New Concepts of Vertex Covering in Cubic Graphs with Its Applications

Abstract

Graphs serve as one of the main tools for the mathematical modeling of various human problems. Fuzzy graphs have the ability to solve uncertain and ambiguous problems. The cubic graph, which has recently gained a position in the fuzzy graph family, has shown good capabilities when faced with problems that cannot be expressed by fuzzy graphs and interval-valued fuzzy graphs. Simultaneous application of fuzzy and interval-valued fuzzy membership indicates a high flexibility in modeling uncertainty issues. The vertex cover is a fundamental issue in graph theory that has wide application in the real world. The previous definition limitations in the vertex covering of fuzzy graphs has directed us to offer new classifications in terms of cubic graph. In this study, we introduced the strong vertex covering and independent vertex covering in a cubic graph with strong edges and described some of its properties.

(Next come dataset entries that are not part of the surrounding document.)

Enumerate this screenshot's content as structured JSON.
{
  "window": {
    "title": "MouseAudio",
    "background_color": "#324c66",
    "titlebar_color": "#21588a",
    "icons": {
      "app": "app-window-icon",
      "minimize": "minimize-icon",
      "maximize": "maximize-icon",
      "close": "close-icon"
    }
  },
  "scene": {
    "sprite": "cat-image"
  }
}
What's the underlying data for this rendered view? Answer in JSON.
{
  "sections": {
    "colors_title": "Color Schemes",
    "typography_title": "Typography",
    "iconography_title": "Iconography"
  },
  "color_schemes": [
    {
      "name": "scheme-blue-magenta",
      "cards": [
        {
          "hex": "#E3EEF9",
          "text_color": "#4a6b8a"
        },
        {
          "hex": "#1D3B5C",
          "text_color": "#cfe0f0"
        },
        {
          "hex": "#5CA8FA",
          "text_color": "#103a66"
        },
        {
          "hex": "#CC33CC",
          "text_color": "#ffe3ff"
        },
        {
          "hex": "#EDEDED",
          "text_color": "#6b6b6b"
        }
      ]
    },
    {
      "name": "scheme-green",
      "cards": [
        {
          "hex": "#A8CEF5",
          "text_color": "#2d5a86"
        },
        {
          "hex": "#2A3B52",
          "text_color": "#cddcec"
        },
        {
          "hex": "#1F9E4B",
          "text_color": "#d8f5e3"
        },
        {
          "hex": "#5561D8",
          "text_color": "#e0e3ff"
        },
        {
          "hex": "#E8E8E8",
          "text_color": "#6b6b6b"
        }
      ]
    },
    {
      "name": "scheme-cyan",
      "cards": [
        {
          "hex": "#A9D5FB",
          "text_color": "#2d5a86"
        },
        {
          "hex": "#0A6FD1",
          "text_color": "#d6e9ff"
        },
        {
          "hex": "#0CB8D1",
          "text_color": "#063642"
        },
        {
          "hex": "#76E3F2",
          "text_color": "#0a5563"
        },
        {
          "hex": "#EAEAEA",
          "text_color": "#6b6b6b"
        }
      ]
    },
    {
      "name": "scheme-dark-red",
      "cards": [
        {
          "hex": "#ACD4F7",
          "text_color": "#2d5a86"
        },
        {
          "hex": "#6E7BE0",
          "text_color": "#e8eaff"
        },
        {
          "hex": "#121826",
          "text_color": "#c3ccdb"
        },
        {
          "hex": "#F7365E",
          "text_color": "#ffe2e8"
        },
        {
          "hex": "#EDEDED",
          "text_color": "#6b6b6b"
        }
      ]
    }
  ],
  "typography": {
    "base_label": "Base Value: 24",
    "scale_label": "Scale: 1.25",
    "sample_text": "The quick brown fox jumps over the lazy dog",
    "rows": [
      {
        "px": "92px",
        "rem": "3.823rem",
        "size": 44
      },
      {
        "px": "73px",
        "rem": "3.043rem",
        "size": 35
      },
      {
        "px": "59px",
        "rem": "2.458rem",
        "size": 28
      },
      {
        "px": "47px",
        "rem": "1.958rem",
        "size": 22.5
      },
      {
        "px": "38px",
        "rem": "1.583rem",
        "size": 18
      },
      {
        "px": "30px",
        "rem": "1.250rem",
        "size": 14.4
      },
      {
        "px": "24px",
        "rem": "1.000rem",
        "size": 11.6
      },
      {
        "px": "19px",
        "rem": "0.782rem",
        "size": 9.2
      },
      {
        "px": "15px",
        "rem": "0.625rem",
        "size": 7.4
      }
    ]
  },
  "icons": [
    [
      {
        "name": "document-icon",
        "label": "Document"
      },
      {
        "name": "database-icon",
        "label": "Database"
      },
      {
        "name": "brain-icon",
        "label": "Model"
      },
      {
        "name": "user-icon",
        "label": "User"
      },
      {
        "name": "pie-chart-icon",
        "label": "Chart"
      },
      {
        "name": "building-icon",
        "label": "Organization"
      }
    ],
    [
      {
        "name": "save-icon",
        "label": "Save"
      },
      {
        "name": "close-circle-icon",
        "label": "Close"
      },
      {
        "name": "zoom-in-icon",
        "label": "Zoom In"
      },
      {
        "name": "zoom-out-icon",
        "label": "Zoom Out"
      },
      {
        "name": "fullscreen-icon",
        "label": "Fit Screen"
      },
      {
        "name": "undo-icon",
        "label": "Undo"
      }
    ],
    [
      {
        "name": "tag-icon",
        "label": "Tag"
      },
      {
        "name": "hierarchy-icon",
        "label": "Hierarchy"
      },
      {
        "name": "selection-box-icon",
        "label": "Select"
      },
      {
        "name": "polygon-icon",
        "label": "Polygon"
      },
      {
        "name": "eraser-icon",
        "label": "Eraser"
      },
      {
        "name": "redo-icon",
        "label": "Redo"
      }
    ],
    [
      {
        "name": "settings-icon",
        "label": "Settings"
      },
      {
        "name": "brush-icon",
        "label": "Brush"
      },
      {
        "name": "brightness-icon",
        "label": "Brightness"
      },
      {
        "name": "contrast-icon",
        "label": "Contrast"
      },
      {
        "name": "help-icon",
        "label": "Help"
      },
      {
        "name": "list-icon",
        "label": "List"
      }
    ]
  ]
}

One of the motives of this research was to examine the changes in the strong vertex covering number of a cubic graph if one vertex is omitted. This issue can play a decisive role in covering the graph vertices. Since many of the problems ahead are of hybrid type, by reviewing some operations on the cubic graph we were able to determine the strong vertex covering number on the most important cubic product operations. Finally, two applications of strong vertex covering and strong vertex independence are presented.